Ukraine has threatened Russia with retaliation after a viral video surfaced of a captured soldier apparently being shot multiple times for using a pro-Ukrainian slogan. This incident occurred on Tuesday in Kyiv.
The captured Ukrainian soldier can be seen standing in a shallow trench, smoking a cigarette, and then being shot to death with multiple automatic weapons after proclaiming “Glory to Ukraine.”
Kyiv officials have pointed the finger at Russia and asked the International Criminal Court to look into the incident.
The video has gone viral in Ukraine, and the apparent victim’s last words have become a trending topic as the country celebrates its military.
A photo of the dead man was widely shared on social media by Ukrainians and others who back Kyiv in its fight against Russia’s invasion.
Initial findings led the Ukrainian military to identify the deceased as Tymofiy Mykolayovych Shadura, a member of the 30th separate mechanized brigade.
The military added that the return of Shadura’s remains would confirm his identity. Shadura went missing on February 3 due to fighting in the area of the eastern Ukrainian city of Bakhmut.
When our hero is killed, there will be retaliation, it said.
According to Anatoliy Yavorsky, a spokesman for the brigade, Shadura was born in 1982 and grew up in the Zhytomyr region to the west of Kyiv. When December rolled around, he was called up for active duty.
His alleged remains are still in Russian-occupied territory, according to Kyiv.
However, Oleksandr Matsiyevsky, 42, of the northern Ukrainian city of Nizhyn was positively identified by Ukrainian journalist Yuriy Butusov.
Butusov shared a photo of Matsiyevsky, who looked a lot like the Ukrainian soldier in the viral video.
Renowned journalist said Matsiyevsky, who was a father to a son of 19 years old, volunteered to go to the front. Last month, he was laid to rest in Nizhyn, he said.
Neither the footage’s origins nor whether or not it actually depicted a Ukrainian serviceman could be verified by AFP’s own investigation.
Despite leading Russia’s assault on Bakhmut, the Wagner mercenary group’s leader denied his troops were responsible for the murders.
Wagner leader Yevgeny Prigozhin, on the other hand, promised that “we will certainly look into it in detail” if evidence implicating his organization became available.
Ukrainian President Volodymyr Zelensky addressed the nation on Monday, claiming that the video evidenced Russian forces “brutally killing” a Ukrainian serviceman.
Those responsible for the murders would be tracked down, he promised.
Dmytro Kuleba, the country’s foreign minister, has requested that the International Criminal Court look into the video.
The International Criminal Court in Hague did not immediately comment.
Killing prisoners of war is a “grave breach of the Geneva Convention,” according to Marta Bo, an expert in international criminal and humanitarian law at The Hague’s Asser Institute.
She emphasized that states have a responsibility to look into and prosecute violations of international humanitarian law.

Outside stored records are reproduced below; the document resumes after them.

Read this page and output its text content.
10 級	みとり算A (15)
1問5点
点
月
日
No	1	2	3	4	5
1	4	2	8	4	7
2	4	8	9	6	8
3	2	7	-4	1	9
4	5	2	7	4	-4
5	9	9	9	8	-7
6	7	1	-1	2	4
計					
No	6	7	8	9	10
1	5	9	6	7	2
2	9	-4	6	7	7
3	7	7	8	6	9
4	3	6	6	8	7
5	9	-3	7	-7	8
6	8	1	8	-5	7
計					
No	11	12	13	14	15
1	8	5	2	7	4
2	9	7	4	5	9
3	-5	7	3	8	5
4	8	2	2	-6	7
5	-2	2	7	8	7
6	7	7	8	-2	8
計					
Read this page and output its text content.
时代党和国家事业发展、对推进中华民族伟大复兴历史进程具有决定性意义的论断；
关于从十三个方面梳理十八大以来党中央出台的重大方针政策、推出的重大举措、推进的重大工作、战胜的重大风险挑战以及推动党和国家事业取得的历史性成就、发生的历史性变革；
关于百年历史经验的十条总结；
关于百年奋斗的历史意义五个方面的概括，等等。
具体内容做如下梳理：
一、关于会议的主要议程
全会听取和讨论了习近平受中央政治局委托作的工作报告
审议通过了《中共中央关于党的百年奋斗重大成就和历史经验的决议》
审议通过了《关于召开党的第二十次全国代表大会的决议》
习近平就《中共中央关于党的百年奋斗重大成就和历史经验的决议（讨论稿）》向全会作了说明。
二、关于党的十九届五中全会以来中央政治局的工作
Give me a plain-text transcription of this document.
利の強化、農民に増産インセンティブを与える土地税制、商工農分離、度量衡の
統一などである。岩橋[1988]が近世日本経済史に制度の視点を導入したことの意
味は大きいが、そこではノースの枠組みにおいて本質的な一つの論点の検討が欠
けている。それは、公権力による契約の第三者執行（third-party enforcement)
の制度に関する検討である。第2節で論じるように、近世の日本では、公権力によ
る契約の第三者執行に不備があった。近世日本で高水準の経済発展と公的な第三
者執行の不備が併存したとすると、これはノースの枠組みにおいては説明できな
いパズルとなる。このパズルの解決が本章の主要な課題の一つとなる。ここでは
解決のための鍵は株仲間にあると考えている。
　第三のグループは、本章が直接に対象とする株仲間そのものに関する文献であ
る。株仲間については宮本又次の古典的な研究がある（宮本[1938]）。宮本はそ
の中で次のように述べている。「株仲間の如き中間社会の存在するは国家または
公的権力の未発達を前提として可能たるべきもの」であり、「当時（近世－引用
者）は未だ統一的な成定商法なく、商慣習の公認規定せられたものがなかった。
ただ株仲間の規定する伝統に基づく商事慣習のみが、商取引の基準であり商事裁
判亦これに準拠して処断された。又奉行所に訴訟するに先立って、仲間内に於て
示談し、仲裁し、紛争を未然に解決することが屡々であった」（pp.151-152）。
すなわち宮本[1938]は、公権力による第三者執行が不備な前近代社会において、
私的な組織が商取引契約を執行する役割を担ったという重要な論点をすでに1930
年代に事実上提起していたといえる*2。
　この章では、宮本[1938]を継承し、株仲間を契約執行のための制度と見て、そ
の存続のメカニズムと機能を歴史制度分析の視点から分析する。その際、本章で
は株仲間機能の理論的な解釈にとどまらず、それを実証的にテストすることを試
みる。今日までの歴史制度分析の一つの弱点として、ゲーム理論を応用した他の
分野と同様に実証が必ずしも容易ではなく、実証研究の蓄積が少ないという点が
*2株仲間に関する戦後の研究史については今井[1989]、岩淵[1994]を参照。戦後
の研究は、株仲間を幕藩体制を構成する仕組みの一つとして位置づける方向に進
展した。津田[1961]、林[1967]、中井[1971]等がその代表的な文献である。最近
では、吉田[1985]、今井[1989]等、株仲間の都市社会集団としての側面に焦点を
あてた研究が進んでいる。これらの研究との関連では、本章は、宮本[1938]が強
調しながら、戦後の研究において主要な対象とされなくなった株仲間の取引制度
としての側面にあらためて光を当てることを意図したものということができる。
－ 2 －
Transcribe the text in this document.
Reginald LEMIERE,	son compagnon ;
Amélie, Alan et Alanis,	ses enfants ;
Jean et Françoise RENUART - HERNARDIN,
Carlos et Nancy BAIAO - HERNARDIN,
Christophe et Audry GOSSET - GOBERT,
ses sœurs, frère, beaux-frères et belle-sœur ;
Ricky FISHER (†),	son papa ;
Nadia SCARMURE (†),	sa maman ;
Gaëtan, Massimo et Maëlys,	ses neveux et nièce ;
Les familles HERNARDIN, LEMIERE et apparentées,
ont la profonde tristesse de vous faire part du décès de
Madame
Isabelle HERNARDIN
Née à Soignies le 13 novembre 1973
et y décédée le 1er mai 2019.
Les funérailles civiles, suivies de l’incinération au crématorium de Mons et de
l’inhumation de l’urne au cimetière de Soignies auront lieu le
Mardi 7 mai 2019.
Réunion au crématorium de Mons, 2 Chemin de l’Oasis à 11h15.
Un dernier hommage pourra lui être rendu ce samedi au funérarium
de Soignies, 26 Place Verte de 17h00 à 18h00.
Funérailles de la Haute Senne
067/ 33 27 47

In the year since Russia’s invasion of Ukraine, both Moscow and Kyiv have been accused by the other of killing detainees.
On Tuesday, the State Department announced that it was aware of the “harrowing” video showing the execution of an unarmed Ukrainian soldier in Ukraine and that Russia should be ashamed for breaking basic rules of war.
While this is not the first evidence of apparent atrocities committed by Russian forces, State Department spokesman Ned Price said at a regular press briefing that the United States was “not naive” to believe that Russia would admit to the killing.
On Tuesday, the Ukrainian military claimed to have found the body of a soldier who had been shot dead by “Russian invaders” in a video that had gone viral online, and they hailed the man as a hero whose death would be avenged.